Saint Paul, qui a la mission non de baptiser, mais de prêcher l’Évangile (1 Corinthiens 1.17), a néanmoins baptisé Lydie et sa famille (Actes 16.15), la famille de Stéphanas (1 Corinthiens 1.16), le geôlier de Philippes et tous les siens (Actes 16.33), Gaïus et Crispus (1 Corinthiens 1.14), en somme peu de personnes. Mais il se peut que cette énumération ne soit pas complète. Cependant il considère comme ayant été baptisés en Christ tous ceux qui sont devenus chrétiens par la foi en Jésus-Christ (Galates 3.27 ; Romains 6.3). S’agit-il du baptême rituel qui marquait l’entrée dans l’Église, ou du baptême de l’Esprit comme le laisse supposer 1 Corinthiens 12.13 ? Peu importe, si le baptême rituel n’est qu’un symbole ; il indique une transformation totale du cœur et de la vie (1 Corinthiens 6.11 ; Tite 3.5) ; c’est le seul baptême valable (Éphésiens 4.5). C’est la même idée que Paul exprime sous d’autres formes : dépouillement du vieil homme pour revêtir le nouvel homme (Colossiens 3.10), ou pour revêtir Christ. « Quiconque est en Christ est une nouvelle créature » (2 Corinthiens 5.17). Il compare le baptême à la circoncision (Colossiens 2.11). Dans un passage devenu classique, il compare, enfin, le baptême à une mort, un ensevelissement, et une résurrection ; le fait que, dans l’Église chrétienne primitive, le baptême était pratiqué par une totale immersion du corps dans l’eau facilitait cette comparaison (Romains 6.3-11 ; Colossiens 2.12).

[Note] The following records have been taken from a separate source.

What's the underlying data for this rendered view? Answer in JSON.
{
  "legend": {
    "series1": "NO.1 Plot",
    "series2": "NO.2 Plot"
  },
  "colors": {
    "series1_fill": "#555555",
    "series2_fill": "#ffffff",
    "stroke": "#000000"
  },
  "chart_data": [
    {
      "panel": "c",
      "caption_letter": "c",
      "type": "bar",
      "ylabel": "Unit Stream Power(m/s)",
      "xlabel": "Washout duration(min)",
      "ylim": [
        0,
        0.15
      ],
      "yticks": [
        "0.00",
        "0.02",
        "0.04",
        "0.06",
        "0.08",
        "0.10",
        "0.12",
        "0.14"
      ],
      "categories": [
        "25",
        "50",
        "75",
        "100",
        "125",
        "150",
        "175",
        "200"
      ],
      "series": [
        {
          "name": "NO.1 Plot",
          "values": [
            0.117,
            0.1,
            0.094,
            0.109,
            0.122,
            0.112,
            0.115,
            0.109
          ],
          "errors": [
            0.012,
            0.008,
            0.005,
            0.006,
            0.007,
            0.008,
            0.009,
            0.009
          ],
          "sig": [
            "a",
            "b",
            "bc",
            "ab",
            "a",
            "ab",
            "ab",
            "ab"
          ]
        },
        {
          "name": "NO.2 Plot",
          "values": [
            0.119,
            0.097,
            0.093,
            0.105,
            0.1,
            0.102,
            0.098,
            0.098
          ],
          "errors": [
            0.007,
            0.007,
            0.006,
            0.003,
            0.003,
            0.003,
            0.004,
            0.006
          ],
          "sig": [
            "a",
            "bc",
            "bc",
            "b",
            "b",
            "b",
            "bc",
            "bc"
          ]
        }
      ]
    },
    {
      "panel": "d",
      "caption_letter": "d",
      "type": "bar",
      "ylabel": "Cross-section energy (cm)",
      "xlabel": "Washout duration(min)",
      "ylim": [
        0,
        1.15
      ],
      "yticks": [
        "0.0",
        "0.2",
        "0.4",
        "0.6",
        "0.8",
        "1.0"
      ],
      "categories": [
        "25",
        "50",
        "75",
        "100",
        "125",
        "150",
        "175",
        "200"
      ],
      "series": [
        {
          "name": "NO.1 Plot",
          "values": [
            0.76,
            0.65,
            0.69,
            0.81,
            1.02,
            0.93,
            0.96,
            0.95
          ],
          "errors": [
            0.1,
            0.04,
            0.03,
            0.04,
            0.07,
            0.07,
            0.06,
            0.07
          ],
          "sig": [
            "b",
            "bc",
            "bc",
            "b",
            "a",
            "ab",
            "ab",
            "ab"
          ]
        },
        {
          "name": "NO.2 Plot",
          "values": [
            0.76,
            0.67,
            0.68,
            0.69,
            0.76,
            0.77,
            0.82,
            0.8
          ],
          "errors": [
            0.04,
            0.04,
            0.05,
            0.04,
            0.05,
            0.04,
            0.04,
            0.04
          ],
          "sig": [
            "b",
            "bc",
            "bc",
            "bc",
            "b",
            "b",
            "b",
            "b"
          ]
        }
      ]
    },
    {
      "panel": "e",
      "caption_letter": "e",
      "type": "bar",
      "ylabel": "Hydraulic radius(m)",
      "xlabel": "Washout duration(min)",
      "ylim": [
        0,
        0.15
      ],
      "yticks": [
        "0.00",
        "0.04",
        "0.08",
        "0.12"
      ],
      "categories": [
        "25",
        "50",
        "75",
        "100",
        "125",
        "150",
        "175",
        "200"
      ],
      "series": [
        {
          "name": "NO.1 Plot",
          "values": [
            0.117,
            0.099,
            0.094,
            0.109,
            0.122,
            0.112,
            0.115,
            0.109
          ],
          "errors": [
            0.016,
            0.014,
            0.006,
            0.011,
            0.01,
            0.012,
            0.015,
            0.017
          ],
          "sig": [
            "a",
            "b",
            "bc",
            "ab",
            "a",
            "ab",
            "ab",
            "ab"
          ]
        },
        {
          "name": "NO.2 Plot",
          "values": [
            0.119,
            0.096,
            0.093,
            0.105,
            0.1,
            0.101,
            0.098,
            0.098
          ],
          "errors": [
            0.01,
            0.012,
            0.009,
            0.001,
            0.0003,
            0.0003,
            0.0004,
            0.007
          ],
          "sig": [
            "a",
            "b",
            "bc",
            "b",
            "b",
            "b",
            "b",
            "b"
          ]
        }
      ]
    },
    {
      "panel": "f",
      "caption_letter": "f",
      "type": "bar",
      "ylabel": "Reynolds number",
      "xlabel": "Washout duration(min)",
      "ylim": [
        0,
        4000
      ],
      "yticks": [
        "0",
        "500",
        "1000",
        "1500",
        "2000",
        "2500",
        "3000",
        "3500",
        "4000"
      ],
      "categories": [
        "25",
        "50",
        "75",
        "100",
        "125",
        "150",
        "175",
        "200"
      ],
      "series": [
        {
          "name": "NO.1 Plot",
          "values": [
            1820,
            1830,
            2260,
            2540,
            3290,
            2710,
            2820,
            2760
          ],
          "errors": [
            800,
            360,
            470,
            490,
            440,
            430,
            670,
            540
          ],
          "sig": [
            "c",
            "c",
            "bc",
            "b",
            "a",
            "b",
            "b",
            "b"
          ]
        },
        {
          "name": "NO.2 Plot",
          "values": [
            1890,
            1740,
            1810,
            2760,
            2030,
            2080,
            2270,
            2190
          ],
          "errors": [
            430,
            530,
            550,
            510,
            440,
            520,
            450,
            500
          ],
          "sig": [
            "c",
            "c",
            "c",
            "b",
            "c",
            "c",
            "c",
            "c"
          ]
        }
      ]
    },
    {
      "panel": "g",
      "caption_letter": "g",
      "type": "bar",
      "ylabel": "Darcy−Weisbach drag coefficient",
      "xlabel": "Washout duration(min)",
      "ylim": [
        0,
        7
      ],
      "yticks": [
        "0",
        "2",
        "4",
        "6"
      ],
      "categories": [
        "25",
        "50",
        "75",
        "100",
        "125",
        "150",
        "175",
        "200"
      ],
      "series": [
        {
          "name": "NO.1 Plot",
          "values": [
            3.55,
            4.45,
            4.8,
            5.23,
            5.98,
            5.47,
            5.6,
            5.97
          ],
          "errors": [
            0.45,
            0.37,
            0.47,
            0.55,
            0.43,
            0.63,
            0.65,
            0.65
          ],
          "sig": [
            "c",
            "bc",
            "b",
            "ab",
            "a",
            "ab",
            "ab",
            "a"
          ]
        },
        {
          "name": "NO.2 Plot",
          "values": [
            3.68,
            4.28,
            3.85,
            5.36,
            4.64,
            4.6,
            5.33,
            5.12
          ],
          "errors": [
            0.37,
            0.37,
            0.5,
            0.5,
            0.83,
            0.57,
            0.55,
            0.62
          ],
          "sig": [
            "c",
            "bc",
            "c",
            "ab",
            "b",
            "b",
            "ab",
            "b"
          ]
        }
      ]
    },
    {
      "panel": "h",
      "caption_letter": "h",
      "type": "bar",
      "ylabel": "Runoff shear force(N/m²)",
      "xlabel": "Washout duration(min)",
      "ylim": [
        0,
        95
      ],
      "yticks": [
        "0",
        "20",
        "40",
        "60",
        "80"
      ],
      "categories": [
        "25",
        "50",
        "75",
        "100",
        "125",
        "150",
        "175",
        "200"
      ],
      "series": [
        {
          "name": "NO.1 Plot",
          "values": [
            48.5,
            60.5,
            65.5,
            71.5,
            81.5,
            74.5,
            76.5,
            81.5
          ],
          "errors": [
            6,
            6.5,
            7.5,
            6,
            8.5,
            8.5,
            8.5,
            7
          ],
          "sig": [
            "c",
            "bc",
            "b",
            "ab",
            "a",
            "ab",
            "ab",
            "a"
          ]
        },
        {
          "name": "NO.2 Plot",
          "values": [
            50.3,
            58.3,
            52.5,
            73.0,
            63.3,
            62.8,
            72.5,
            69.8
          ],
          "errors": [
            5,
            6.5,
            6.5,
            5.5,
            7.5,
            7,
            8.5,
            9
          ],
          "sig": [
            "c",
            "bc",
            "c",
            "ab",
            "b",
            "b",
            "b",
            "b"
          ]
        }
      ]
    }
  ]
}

Le vieil homme a disparu sous l’eau, c’est un nouvel homme qui en sort ; il est mort au péché ; il vit d’une vie nouvelle en Jésus-Christ. Mais le baptême n’agit pas d’une façon magique, n’opère pas de lui-même cette révolution morale : car c’est par la foi que l’on devient fils de Dieu et par la foi que l’on est sauvé (Galates 2.16 ; Galates 3.26 ; Éphésiens 2.8). Le baptême suppose cette foi ; le baptême est l’affirmation et la traduction de ce qui se passe au fond du cœur : les deux sont nécessaires (Romains 10.9 et suivant). Paul est bien ici dans la tradition évangélique : Jésus n’a-t-il pas dit que pour entrer dans le Royaume de Dieu il faut naître d’eau et d’esprit ? (Jean 3.5)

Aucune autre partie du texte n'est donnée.